Christoph The Change, a distinguished hipco artist, and considered by many to be the king of the subgenre, frequently writes songs about social and political issues plaguing Liberia. His 2017 song, “Politics,”displays an impoverished slum in Monrovia, where Christoph The Change and locals rife with discontent shovel human waste and trash out of walkways. He states that Liberians are tired of struggling to survive, and that politicians have not pulled their weight in supporting their constituents. His production team used drone shots for much of the video, so the sprawling expanse of Monrovia’s slums is shown to the world.
Christoph The Change also touches on corruption, stating that he’s aware of politicians’ “pile of tricks” (adeptly rhymed with politics in the chorus). The issue of corruption in Liberia is popular among hipco artists. In my last blog post, I wrote about hipco artist Takun J adapting children’s books on corruption into hip-hop music, which is an increasingly popular means of conveying messages to Liberia’s youth.

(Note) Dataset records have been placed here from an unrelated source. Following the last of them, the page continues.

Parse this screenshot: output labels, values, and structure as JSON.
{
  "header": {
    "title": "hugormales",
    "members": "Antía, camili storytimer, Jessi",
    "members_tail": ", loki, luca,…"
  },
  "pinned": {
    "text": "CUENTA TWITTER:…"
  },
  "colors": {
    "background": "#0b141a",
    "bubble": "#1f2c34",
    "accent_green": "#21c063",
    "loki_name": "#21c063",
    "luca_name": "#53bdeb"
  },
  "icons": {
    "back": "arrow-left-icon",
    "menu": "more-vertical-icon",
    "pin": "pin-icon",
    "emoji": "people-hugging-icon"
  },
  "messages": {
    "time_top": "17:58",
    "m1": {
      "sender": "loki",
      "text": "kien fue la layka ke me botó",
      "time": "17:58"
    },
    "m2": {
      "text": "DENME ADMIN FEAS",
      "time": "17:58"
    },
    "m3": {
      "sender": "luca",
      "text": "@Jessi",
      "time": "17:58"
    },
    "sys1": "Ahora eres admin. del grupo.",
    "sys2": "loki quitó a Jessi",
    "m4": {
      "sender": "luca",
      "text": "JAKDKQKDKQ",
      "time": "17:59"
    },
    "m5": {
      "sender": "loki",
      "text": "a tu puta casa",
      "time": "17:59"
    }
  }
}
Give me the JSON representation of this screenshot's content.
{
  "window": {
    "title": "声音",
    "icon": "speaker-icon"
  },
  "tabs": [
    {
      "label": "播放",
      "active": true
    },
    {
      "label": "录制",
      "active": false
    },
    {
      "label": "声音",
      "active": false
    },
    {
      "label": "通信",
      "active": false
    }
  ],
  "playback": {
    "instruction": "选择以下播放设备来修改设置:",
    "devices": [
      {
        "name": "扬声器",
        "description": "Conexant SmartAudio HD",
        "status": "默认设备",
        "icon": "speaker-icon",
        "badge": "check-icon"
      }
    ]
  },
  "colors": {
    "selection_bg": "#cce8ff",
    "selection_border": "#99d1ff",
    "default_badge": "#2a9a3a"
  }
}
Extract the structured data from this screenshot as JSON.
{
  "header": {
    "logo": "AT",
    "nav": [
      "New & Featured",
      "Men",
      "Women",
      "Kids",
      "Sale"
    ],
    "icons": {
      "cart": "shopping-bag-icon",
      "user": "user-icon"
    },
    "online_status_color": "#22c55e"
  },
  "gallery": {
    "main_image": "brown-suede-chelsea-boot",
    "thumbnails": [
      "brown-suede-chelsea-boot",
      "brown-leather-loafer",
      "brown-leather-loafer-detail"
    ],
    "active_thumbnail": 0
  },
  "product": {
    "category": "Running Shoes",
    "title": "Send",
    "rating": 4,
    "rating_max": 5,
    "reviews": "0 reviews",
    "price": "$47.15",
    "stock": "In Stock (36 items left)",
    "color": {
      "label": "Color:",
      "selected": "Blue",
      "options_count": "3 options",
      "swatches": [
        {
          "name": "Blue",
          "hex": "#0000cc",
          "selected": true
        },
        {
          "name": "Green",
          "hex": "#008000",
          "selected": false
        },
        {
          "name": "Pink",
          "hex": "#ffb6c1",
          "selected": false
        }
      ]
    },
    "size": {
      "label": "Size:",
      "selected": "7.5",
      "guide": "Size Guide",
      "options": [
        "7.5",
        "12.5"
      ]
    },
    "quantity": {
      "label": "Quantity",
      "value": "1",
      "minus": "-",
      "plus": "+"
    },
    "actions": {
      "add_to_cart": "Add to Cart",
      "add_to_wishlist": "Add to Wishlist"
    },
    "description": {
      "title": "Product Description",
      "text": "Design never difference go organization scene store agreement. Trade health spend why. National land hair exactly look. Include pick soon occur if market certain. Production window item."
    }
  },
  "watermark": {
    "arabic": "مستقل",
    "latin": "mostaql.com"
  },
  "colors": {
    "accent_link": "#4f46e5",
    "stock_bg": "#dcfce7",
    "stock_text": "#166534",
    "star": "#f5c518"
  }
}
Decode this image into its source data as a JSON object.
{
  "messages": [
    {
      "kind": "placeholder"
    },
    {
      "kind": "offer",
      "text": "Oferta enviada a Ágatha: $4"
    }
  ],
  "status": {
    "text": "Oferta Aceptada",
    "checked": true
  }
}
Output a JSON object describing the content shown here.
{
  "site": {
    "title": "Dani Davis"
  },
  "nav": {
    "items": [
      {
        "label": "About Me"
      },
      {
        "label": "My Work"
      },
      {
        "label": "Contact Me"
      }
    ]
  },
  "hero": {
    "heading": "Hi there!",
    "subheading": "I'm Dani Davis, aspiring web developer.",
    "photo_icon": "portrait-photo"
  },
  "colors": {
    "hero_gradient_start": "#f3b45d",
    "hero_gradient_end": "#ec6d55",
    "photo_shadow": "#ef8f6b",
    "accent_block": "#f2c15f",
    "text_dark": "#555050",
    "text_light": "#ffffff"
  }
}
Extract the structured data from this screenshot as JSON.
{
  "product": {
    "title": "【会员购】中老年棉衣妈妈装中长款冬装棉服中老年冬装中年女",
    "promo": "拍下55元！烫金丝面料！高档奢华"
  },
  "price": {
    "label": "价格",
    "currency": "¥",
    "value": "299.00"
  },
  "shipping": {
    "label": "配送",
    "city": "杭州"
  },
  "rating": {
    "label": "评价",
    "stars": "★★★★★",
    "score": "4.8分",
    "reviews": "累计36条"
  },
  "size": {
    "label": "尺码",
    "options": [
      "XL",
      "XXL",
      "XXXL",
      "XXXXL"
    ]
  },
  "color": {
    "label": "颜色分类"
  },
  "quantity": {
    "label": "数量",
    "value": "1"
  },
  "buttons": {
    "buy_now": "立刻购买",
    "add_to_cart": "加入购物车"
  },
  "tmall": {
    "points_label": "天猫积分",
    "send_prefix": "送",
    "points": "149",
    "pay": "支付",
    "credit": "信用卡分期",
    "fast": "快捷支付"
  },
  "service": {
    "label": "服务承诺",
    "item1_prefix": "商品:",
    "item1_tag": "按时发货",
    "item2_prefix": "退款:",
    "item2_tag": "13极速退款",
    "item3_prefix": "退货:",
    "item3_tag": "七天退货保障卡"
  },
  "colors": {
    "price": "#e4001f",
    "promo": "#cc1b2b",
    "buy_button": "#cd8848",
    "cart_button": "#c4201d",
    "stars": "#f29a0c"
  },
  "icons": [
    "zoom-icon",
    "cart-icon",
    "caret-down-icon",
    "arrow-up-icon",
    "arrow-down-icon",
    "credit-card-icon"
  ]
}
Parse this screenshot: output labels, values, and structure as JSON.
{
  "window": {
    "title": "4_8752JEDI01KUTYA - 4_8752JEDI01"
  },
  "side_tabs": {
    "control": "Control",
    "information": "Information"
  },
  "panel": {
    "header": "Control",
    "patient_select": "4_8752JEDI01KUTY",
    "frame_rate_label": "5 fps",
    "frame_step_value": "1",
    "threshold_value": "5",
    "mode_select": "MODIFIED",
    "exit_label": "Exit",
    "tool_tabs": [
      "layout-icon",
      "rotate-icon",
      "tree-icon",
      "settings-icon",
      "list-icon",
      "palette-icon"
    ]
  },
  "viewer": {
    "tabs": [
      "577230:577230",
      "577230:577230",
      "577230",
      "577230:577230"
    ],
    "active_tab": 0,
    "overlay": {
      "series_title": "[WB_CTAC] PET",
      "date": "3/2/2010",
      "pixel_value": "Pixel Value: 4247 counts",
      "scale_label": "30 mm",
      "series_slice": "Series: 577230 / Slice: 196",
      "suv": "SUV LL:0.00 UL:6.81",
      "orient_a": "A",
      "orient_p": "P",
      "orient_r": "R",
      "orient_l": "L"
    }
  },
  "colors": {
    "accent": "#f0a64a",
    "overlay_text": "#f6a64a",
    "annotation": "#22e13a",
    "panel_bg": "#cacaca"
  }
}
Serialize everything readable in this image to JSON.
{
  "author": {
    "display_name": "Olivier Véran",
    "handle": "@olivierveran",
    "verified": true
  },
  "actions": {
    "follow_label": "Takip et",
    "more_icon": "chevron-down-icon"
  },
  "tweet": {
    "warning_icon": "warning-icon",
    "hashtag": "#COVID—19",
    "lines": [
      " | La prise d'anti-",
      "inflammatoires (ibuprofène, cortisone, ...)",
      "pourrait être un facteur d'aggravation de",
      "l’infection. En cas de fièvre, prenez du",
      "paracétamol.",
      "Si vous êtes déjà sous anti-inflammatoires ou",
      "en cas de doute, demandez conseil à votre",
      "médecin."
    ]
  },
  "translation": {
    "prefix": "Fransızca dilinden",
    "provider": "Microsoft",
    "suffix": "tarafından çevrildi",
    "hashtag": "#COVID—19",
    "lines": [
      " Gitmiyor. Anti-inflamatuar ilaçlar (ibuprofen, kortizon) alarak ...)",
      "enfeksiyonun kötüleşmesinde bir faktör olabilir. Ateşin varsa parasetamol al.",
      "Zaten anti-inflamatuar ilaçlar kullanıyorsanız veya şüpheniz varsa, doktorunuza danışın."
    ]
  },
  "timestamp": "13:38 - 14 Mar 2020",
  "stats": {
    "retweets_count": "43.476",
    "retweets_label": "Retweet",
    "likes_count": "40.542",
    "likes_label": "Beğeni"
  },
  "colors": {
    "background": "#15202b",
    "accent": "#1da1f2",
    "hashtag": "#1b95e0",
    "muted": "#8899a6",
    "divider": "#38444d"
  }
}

Despite hipco being a style of music unique to Liberia, the beat to “Politics” is very similar to those used in American rap and hip-hop music. Although the beat is imported, the majority of the song is rapped in a local language. However, Christoph The Change’s use of striking images of poverty and struggle effectively communicates his message, even to non-speakers. To Liberians, I’m sure the message is even more significant. Christoph The Change, and many other hipco musicians seek to make Liberia a better place to live through the political messages of their music.